Chapter 10.6, Problem 33PPS

To determine

Prove that $m\angle CAB=\frac{1}{2}marcCDA$ and $m\angle CAE=\frac{1}{2}marcCA$

Explanation of Solution

Given :

Tangent $\overleftrightarrow{AB}$ and secant $\overrightarrow{AC}$ , $\angle CAB$ is obtuse.

Calculation:

Let the center of the circle be O and diameter FA.

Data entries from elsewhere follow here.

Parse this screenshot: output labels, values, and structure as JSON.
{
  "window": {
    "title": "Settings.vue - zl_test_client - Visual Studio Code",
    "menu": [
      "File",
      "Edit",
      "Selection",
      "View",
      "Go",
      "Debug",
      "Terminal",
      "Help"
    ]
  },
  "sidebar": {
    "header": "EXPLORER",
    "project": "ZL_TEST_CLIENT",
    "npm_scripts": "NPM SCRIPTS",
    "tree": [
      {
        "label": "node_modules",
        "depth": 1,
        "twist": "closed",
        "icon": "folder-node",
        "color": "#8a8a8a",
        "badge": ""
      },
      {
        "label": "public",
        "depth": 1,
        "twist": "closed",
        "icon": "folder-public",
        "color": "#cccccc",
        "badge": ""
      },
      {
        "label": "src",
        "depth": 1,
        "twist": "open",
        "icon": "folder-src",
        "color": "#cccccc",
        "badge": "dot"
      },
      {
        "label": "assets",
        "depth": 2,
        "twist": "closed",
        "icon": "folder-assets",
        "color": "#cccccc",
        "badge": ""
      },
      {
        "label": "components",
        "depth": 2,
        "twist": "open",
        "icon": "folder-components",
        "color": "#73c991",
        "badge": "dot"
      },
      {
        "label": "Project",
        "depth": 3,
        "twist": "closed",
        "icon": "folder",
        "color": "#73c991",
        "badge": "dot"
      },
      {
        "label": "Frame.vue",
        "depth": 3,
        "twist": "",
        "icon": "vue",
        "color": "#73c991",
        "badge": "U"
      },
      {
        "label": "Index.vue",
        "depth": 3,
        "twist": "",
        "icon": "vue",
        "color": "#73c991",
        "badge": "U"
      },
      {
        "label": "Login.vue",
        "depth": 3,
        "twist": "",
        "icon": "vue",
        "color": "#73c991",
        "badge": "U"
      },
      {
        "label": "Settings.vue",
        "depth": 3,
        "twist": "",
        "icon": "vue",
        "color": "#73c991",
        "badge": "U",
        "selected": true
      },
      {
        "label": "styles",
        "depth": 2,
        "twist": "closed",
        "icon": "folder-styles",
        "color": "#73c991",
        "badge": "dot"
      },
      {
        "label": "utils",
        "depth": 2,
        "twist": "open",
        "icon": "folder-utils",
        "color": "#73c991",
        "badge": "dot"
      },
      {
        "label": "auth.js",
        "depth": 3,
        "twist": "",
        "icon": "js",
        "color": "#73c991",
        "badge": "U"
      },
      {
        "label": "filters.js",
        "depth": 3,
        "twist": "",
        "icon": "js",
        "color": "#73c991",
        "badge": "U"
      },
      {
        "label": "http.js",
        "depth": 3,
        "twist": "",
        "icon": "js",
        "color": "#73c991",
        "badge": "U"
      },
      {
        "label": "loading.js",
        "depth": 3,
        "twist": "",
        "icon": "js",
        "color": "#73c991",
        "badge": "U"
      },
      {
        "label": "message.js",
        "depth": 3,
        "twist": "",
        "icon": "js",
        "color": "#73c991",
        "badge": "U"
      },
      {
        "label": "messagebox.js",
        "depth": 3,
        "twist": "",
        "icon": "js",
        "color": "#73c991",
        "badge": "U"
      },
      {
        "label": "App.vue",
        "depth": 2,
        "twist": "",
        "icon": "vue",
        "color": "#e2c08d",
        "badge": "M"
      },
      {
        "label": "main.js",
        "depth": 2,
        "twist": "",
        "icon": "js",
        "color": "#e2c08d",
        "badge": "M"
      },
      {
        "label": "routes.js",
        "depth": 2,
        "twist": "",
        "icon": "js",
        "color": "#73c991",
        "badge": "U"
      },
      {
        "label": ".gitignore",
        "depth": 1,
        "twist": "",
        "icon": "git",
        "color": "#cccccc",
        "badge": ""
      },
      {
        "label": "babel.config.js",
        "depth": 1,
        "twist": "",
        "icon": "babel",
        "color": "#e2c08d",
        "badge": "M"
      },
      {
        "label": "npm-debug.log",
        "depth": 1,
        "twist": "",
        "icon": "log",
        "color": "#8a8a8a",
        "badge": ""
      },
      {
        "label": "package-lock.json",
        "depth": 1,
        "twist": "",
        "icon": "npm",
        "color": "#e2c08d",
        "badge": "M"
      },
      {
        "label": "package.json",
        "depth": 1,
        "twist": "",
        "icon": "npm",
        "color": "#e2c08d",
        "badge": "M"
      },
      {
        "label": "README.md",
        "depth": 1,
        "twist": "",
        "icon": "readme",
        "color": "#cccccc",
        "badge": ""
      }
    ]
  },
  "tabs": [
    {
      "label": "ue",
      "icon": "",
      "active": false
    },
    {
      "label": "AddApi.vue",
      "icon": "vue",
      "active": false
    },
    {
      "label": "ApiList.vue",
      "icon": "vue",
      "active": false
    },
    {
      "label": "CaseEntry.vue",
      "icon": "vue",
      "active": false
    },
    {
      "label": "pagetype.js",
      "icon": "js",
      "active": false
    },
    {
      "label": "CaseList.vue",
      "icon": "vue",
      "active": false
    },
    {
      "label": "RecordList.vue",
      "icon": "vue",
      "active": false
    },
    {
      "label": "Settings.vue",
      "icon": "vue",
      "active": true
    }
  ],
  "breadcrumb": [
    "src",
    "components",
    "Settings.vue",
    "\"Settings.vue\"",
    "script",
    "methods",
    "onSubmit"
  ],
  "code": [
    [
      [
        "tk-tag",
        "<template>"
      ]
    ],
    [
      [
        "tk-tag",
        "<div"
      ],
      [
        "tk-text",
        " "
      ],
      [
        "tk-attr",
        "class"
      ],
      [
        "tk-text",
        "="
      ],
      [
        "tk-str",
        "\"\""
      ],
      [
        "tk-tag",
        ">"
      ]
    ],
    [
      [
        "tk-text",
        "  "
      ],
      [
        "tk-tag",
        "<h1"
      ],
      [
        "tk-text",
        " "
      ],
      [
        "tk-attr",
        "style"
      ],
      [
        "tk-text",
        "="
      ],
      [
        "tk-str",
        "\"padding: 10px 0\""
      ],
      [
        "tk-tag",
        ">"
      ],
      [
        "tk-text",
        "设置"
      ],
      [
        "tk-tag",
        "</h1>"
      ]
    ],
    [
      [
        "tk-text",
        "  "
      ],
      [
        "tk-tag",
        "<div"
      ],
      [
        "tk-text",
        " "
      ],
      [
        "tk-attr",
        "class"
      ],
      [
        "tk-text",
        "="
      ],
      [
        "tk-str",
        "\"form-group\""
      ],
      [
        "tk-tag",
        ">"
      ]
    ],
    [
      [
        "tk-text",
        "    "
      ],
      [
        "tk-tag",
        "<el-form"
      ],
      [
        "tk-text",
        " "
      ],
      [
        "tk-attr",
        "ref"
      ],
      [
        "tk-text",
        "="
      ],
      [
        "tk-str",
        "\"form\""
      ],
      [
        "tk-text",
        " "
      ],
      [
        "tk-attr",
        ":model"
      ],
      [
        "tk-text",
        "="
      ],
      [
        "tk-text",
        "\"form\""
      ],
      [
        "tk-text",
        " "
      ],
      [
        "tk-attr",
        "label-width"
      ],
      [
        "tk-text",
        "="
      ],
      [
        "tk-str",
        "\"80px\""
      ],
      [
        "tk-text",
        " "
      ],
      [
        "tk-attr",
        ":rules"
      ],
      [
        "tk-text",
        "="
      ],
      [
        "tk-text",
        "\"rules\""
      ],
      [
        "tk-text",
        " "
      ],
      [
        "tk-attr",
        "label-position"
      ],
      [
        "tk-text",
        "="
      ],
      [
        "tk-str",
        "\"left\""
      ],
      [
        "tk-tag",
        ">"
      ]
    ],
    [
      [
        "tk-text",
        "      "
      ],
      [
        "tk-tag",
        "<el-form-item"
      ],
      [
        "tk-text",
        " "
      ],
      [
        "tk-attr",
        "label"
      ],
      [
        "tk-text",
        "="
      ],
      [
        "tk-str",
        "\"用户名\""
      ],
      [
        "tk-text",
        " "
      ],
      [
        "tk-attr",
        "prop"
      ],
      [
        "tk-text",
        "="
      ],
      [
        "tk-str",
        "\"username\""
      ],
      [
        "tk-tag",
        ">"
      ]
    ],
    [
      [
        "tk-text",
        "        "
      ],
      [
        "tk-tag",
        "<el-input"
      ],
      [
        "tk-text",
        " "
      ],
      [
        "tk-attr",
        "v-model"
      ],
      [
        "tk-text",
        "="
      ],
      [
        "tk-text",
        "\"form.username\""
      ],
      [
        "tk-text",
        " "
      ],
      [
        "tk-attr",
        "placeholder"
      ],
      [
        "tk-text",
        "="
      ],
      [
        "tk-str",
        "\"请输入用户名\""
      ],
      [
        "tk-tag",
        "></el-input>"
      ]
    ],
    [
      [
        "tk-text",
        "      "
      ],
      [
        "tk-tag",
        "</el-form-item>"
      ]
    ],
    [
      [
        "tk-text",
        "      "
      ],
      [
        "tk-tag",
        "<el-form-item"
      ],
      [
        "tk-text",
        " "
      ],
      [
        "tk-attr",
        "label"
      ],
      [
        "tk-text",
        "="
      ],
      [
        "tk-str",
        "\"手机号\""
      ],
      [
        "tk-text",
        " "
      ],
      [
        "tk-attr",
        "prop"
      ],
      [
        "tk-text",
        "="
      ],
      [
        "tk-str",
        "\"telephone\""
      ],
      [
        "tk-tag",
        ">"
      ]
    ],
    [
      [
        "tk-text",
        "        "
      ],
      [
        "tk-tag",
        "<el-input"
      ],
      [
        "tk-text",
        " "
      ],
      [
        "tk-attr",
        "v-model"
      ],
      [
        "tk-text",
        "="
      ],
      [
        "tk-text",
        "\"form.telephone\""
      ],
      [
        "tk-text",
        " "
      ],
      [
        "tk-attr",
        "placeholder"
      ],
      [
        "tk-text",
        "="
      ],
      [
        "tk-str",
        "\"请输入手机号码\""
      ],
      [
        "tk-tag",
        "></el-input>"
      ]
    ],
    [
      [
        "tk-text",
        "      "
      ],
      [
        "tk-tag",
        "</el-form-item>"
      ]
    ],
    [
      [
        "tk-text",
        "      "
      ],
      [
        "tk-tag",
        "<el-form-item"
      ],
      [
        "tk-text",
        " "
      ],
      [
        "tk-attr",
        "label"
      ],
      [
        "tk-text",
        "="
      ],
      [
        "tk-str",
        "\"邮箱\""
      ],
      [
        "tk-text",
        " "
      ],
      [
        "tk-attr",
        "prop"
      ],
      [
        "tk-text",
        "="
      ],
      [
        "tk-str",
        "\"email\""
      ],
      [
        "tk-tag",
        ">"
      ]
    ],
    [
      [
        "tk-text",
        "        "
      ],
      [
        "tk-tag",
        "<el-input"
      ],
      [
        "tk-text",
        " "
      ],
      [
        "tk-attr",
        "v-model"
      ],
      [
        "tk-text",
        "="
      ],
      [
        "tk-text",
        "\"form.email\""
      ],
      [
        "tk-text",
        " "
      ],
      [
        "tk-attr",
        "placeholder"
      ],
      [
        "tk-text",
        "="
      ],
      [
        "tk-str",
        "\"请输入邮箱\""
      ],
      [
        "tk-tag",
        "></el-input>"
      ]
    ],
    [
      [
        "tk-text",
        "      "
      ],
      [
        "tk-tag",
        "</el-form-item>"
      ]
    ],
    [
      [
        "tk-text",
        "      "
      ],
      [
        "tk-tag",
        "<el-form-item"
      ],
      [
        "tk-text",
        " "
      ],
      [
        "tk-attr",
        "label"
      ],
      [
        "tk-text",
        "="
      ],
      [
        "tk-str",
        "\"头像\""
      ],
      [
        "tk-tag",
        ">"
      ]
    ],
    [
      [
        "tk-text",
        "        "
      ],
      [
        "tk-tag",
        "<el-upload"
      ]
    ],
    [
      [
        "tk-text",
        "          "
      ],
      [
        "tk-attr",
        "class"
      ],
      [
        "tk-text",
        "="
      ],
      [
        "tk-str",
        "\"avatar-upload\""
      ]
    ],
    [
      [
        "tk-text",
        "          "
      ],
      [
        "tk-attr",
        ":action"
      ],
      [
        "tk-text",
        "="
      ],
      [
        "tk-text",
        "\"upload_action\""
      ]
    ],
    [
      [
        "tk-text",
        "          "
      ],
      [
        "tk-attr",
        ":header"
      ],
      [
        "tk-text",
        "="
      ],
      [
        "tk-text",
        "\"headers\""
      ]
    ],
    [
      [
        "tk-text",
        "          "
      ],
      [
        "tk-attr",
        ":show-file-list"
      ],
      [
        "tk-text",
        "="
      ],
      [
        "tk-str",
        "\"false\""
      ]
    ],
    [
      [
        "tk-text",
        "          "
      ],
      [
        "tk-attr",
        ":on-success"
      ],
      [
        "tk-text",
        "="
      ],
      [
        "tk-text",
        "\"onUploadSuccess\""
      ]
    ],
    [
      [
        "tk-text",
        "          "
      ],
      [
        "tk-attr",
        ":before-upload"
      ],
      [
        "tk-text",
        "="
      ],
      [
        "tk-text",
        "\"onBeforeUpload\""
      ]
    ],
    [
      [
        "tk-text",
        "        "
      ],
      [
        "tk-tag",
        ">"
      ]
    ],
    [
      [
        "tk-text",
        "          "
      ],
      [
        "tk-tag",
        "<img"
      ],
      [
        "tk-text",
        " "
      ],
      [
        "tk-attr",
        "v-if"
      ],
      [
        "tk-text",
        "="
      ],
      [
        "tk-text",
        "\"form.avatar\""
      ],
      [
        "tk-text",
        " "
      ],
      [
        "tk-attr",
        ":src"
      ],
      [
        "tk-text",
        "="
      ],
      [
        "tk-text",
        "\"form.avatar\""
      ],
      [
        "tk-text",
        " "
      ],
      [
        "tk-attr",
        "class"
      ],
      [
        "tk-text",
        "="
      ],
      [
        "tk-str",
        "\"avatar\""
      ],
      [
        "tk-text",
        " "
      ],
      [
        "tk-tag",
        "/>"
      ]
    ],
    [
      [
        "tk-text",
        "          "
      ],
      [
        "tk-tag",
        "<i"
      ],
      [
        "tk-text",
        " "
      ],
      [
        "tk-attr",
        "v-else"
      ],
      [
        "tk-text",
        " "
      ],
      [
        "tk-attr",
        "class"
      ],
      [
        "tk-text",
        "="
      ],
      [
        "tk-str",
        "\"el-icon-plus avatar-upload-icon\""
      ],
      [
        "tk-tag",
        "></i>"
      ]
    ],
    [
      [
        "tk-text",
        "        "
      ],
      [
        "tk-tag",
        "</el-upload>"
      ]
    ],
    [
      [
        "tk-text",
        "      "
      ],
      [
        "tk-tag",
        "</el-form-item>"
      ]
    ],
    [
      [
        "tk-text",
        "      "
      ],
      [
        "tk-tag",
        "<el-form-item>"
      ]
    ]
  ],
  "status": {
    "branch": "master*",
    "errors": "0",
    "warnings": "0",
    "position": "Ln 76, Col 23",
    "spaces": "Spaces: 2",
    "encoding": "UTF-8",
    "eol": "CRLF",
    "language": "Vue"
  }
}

Since the radius is perpendicular to the tangent, so , $\overline{OA}\perp \overline{AB}$

So, $m\angle FAE=90°$ and $marcFCA=180°\mathrm{..............}[semi-circle]$

By angle and arc addition postulate,

$\begin{array}{l}m\angle FAE=m\angle FAC+m\angle CAE\\ \Rightarrow 90°=m\angle FAC+m\angle CAE\mathrm{..............}(1)\\ marcFCA=marcFC+marcCA\\ \Rightarrow 180°=marcFC+marcCA\\ \Rightarrow 90°=\frac{1}{2}marcFC+\frac{1}{2}marcCA\mathrm{................}[\text{divide each side by 2]}\\ \Rightarrow m\angle FAC+m\angle CAE=\frac{1}{2}marcFC+\frac{1}{2}marcCA\mathrm{.....}[\text{from (1)]}\mathrm{..........}\text{(2)}\end{array}$

By Inscribed Angle Theorem, since the angle FAC is inscribed by arc FC , so,

$m\angle FAC=\frac{1}{2}marcFC$

Substitute in equation (2) :

$\begin{array}{l}m\angle FAC+m\angle CAE=\frac{1}{2}marcFC+\frac{1}{2}marcCA\\ \Rightarrow \frac{1}{2}marcFC+m\angle CAE=\frac{1}{2}marcFC+\frac{1}{2}marcCA\\ \Rightarrow m\angle CAE=\frac{1}{2}marcCA\end{array}$

Since the radius is perpendicular to the tangent, so , $\overline{OA}\perp \overline{AB}$

So, $m\angle FAB=90°$ and $marcFDA=180°\mathrm{..............}[semi-circle]$

By angle and arc addition postulate,

$\begin{array}{l}m\angle CAB=m\angle CAF+m\angle FAB\\ \Rightarrow m\angle CAB=m\angle CAF+90°\\ marcCDA=marcCF+marcFDA\\ \Rightarrow marcCDA=marcCF+180°\end{array}$

By Inscribed Angle Theorem, since the angle CAF is inscribed by arc CF , so,

$m\angle CAF=\frac{1}{2}marcCF$

$\begin{array}{l}m\angle CAB=m\angle CAF+90°\\ \Rightarrow m\angle CAB=\frac{1}{2}marcCF+90°\mathrm{...............}(3)\end{array}$

$\begin{array}{l}marcCDA=marcCF+180°\\ \Rightarrow \frac{1}{2}marcCDA=\frac{1}{2}marcCF+90°\mathrm{...........}[\text{divide each side by 2]}\\ \Rightarrow \frac{1}{2}marcCDA=m\angle CAB\mathrm{........................}[\text{from equation (3)]}\end{array}$

Hence proved.